In the book ‘Beyond The MBA Hype’ I talk about alternative options to explore to reach some popular post-MBA goals. Launching an entrepreneurial venture is one of them. Probably that’s what prompted an MBA aspirant on one of the MBA discussion forums where MBA Crystal Ball has a presence, to wonder whether he should re-direct his tuition fees (roughly 60 lakh rupees) to being a franchise owner for a popular fast-food chain.
His situation was unique as he had already applied to several business schools and had got an offer from a good school. But he was unsure of what the two years in a classroom would give him that he couldn’t get directly.
He expressed his unveiled abhorrence for the senior managers he saw in his office delivering boring presentations filled with charts and graphs. He did not want to end up like them. Becoming a franchisee seemed to be a quick and easy way for him to own a business and get away from the inflexibilities of the corporate world.
For the uninitiated, Franchising is a business model where the primary owner of a well brand achieves scale by allowing other entrepreneurs to invest and share the profits. Sounds too technical? Think of McDonalds, one of the most successful franchises on this side of the post-ice age era.
Franchisors benefits because they don’t need to invest their own funds to grow. Franchisees benefit because they don’t need to re-invent the wheel when it comes to the basic processes related to managing the business.

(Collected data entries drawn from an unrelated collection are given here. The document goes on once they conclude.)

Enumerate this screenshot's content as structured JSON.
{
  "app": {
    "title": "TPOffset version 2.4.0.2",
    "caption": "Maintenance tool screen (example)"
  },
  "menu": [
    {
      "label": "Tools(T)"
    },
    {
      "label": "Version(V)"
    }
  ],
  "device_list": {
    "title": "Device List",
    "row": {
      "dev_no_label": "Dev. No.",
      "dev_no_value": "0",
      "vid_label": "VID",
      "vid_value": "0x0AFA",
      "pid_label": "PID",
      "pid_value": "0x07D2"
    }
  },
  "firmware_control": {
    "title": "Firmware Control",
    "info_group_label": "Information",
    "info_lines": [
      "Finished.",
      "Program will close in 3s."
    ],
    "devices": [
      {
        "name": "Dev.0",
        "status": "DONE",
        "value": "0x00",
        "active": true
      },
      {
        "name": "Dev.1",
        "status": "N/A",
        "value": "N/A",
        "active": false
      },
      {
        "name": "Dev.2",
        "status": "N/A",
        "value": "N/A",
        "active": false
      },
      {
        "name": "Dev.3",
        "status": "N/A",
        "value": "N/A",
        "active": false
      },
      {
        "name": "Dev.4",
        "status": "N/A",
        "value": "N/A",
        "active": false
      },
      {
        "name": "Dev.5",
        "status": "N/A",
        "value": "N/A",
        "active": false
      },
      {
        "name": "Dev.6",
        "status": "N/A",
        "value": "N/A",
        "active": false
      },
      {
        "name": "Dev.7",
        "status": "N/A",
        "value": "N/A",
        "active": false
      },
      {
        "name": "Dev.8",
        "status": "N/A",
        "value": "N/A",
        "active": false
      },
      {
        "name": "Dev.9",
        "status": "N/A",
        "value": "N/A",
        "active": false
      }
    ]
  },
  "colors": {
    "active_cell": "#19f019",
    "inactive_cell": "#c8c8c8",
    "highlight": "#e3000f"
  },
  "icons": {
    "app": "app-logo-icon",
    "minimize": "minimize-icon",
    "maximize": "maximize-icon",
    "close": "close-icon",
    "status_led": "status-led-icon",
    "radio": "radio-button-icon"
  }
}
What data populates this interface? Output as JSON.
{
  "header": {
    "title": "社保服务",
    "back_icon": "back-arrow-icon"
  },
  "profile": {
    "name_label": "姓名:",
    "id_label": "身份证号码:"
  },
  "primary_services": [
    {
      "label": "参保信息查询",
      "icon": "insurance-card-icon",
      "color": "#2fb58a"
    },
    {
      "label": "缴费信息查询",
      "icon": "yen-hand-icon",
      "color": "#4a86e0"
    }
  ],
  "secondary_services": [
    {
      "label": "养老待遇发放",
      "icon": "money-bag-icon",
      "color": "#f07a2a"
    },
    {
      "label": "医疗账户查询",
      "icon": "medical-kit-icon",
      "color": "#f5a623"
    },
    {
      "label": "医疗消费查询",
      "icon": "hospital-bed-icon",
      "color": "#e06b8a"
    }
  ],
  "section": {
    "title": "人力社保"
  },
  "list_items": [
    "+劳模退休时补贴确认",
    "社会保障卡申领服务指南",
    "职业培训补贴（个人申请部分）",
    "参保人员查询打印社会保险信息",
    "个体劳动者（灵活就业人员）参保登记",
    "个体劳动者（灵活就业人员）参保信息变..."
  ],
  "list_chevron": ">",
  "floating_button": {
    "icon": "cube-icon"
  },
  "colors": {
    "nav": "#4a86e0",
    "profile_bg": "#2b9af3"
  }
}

Time-tested techniques and approaches that have worked well and proven multiple times in various geographies can simply be replicated.
For our friend from the MBA discussion forum who was struggling with the MBA or Entrepreneurship dilemma, I’m not sure what the primary draw was. Maybe it was the glamour of owning a piece of a big, well-known brand. Maybe it was the assumption that the franchisor will provide everything that is needed to run a successful business. Maybe it was the belief that such ventures run on auto-pilot mode once the legal formalities have been taken care of.
But easier said than done. If you have been thinking on similar lines like our friend, step back and give it more thought.
Don’t assume that you can leave the day-to-day operations in the hands of a few low-skilled, low-paid employees, while you go back to your 9-to-5 job and make a monthly visit to collect the piled-up cash from your nice little shop in a prime location.
If that had been the case, anyone with a little cash to spare could’ve opened a franchisee business and made millions. At least for the initial few months, your involvement in it will have to be (close to) full-time. Before you invest in any business, you will need to understand the dynamics of the industry (food, retail, health etc), operational challenges, cash management etc. For instance, if you have been a techie all your life and know nothing about the food business, either learn about it or choose a different field where you’d be more comfortable. You will need to own the business and take the day-to-day decisions. Don’t depend on the franchisor to do it for you.
Franchising can be a lucrative and very satisfying option to pursue, as it provides the benefits of being an entrepreneur and having the support of a bigger stronger brother to watch over you. But big bro also has hundreds, maybe thousands of other siblings to look after as well. So you won’t be spoon fed, well maybe during the agreement drafting process you will, but not for long. So take it up after doing your homework, like you would for any independent venture.